2021年より在宅ネーザルハイフロー(高流量酸素療法:HFNC)が,慢性閉塞性肺疾患(COPD)でのみ使用可能となった。死腔の洗い流しでPaCO2は低下するが,NPPVと比べ,換気補助とはなりえず呼吸筋休息は見込めない。口を閉じてもPEEP(呼気終末陽圧)5cmH2O程度である。また在宅では,高濃度高流量の酸素は供給限界もあり,不可能である。そこで,より軽症なCOPDが適応となる。痰が多い場合に,加温加湿効果は非常に有効であるが,加湿用精製水の費用負担が大きい。
酸素化能の低下:Ⅰ型呼吸不全(PaCO2≦45torr)では,酸素を先行導入させる。呼吸筋疲労が募ったⅡ型呼吸不全(PaCO2>45torr)では,酸素の導入には注意を要するとともに, NPPVを導入し,呼吸筋休息を行う。
胸郭運動の低下:胸郭性疾患や神経筋疾患では,SpO2の低下は低換気の結果であり,換気補助を最優先に行う。睡眠時に呼吸不全が顕在化するため,病気の診断後は,定期的に夜間のSpO2モニタリングを行う。
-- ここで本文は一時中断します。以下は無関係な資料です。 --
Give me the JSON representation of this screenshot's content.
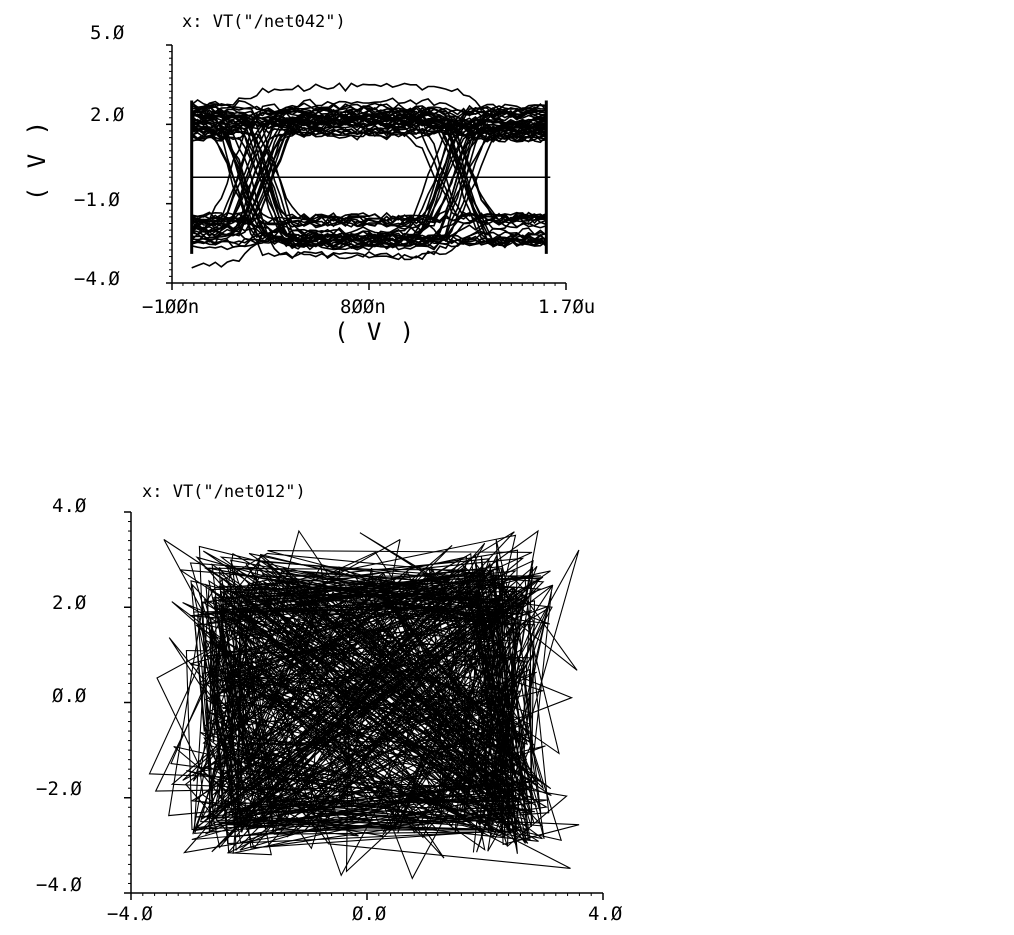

PaO2≦60torrで酸素を導入する場合は,安静時,労作時,入浴時,睡眠時など,自宅の環境で酸素必要量を確認し処方する。変更操作が難しい場合には同量にせざるをえない。導入後は必ず,血液ガスでPaCO2の評価を行う。PaCO2≧55torrではNPPVを導入する。日中のPaO2>60torr,PaCO2<55torrでも,夜間SpO2<90%が5分以上継続,あるいは全体の10%以上を占める症例,急性増悪の入院を繰り返す症例にはNPPVを導入する。
SpO2<92%が4回以上,または全睡眠時間の4%以上にみられる場合,また既に進行し,日中のSpO2<94%か,PaCO2≧45torrの際にはNPPVを導入する。呼吸筋力の低下により有効な咳もできなくなるため,排痰補助装置も同時に導入する。球麻痺が急速に進み,排痰補助装置でも有効な排痰ができず,気道確保ができない場合には,気管切開下陽圧換気(TPPV)への移行を判断する。